Levy: Companies would still produce here to serve the domestic market. But the US would be less and less attractive as an export platform [to other countries.]
Lester: If trade goes down, then the flow of economic activity that it generates will also go down. Trade involves trucking, people working in customs warehouses. If there’s less of it, then there will be fewer jobs for those people. Spread across the border states, you’re going to have a greater number of jobs just because of the trading activity, [which could dwindle post-NAFTA].
Who Would Be the Biggest Losers if America Leaves NAFTA?
Lester: It’s going to hurt US consumers broadly a small amount and certain US producers more significantly.
Gertz: Those that would lose the most are the companies that either export to Canada and Mexico or rely on imported intermediate goods from Canada and Mexico in their production processes. It can be difficult to break this up by industry, however, because a lot of the trade among the NAFTA partners happens within industries, i.e. you see both lots of exports and lots of imports.
In autos, auto parts, appliances, and machinery, the US imports and exports both intermediate and final goods to Canada and Mexico. So you’d need to go company by company, looking at their particular supply chain and business model, to see who would win and who would lose.

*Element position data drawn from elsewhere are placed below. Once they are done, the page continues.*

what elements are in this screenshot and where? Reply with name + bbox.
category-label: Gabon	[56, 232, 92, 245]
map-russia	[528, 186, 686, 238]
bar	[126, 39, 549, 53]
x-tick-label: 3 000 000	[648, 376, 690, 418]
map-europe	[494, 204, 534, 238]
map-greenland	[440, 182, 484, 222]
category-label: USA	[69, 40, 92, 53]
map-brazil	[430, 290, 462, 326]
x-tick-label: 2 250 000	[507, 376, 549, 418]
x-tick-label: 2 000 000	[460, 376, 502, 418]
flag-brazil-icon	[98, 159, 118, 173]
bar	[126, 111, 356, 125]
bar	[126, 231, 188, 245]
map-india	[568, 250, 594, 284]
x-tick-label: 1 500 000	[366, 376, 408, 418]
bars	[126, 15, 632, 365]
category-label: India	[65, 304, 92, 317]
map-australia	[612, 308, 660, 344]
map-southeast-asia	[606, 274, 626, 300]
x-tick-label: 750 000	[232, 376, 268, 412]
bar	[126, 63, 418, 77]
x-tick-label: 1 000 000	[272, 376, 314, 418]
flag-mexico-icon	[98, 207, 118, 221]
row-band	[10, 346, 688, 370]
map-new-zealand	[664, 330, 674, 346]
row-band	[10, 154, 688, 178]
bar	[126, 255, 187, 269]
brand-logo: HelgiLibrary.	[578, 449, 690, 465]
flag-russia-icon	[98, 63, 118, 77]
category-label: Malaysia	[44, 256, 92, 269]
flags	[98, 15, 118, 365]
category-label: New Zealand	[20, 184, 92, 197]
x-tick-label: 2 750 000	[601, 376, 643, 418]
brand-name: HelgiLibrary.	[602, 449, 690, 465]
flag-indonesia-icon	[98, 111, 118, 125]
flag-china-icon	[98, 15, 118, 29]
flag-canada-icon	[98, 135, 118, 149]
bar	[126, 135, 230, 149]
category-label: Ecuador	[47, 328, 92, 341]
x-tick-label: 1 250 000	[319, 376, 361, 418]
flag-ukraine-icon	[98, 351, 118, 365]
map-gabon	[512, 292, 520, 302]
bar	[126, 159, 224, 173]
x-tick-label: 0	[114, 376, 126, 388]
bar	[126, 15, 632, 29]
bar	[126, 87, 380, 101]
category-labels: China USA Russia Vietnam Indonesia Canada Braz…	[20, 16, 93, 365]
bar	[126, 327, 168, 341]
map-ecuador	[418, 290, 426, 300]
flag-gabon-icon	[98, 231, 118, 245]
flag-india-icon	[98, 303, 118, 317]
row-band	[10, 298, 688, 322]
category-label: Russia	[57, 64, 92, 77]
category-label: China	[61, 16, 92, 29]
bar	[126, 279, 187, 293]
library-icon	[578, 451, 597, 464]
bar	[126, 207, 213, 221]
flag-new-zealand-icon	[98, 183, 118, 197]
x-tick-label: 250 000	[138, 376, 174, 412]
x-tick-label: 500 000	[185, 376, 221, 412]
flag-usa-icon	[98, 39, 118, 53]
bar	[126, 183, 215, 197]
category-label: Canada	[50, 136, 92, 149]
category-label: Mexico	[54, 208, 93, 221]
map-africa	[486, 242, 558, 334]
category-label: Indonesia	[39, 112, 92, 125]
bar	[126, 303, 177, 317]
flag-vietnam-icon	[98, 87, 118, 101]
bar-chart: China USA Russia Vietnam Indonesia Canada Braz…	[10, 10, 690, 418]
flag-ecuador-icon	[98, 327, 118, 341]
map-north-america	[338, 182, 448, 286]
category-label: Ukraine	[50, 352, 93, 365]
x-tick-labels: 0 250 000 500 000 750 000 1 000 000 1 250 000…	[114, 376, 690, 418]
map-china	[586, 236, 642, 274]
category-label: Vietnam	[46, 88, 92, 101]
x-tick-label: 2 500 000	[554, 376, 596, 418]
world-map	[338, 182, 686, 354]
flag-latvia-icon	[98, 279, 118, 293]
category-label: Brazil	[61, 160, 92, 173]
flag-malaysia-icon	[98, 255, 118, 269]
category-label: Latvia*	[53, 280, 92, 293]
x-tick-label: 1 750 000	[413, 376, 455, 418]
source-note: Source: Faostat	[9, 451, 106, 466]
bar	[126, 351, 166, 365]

Lester: Autos is the big one, though, where they’ve set it up so they’re producing parts in Canada, Mexico, the US, and sending them back and forth and assembling them. If suddenly each time you’re sending them back and forth across the border you’re paying a tariff, it’s really going to add up. The auto industry is where they’ve set up a model that most assumes an integrated North American market. If that doesn’t exist, it’s really going to disrupt what they do and add to their costs to some extent. [But] I’ve seen variable estimates about what it would mean.
Gertz: On agriculture, it’s a bit more clear-cut: The US exports lots of corn, soybeans, fresh fruit and vegetables, and meat and poultry to Canada and Mexico. So farmers who rely on these export sales would be particularly hurt.
Would There Be Any Winners in the US if NAFTA Ends?
Gertz: The companies that would benefit the most are those that currently compete directly with imports from Canada and Mexico.
Lester: You could see some winners in the auto industry. You could have some existing US factories where they start producing more. And there must be some agricultural products in Mexico, maybe tomatoes, where suddenly if Mexican tomatoes are hit with tariffs from the US, then maybe tomato producers in America are going to be happy with that. So there may be some new agricultural jobs, some new auto jobs. A few producers here and there will benefit.
Scissors: US energy firms could gain. We still import a lot of petroleum products from Canada, especially. And now we have a domestic industry that can replace that production.
Lester: There are going to be some winners, but more losers.
Could We Build a New Trade Regimen, Post-NAFTA, to Deal with All This?
Scissors: If we abandon NAFTA, I don’t see how we would replace it. The Canadians are irritating trade partners, but also our most important. If we’re not motivated to compromise with them, I don’t see how we’d be motivated to compromise with multiple large countries to replace them.
Levy: There would be an attempt as soon as the next administration came in to fix things with Canada and Mexico. But the United States is already starting to suffer the effects of withdrawing from its traditional trade leadership role, a broader move of which NAFTA withdrawal would just be a prominent symptom. Europe is striking deals with Canada and Japan and negotiating with South America. In the hemisphere, the Pacific Alliance is taking over as the leader in trade liberalization. These groups will set the new rules of trade and the United States will not be represented in the discussions. Global commerce neither stops nor waits [for] the United States.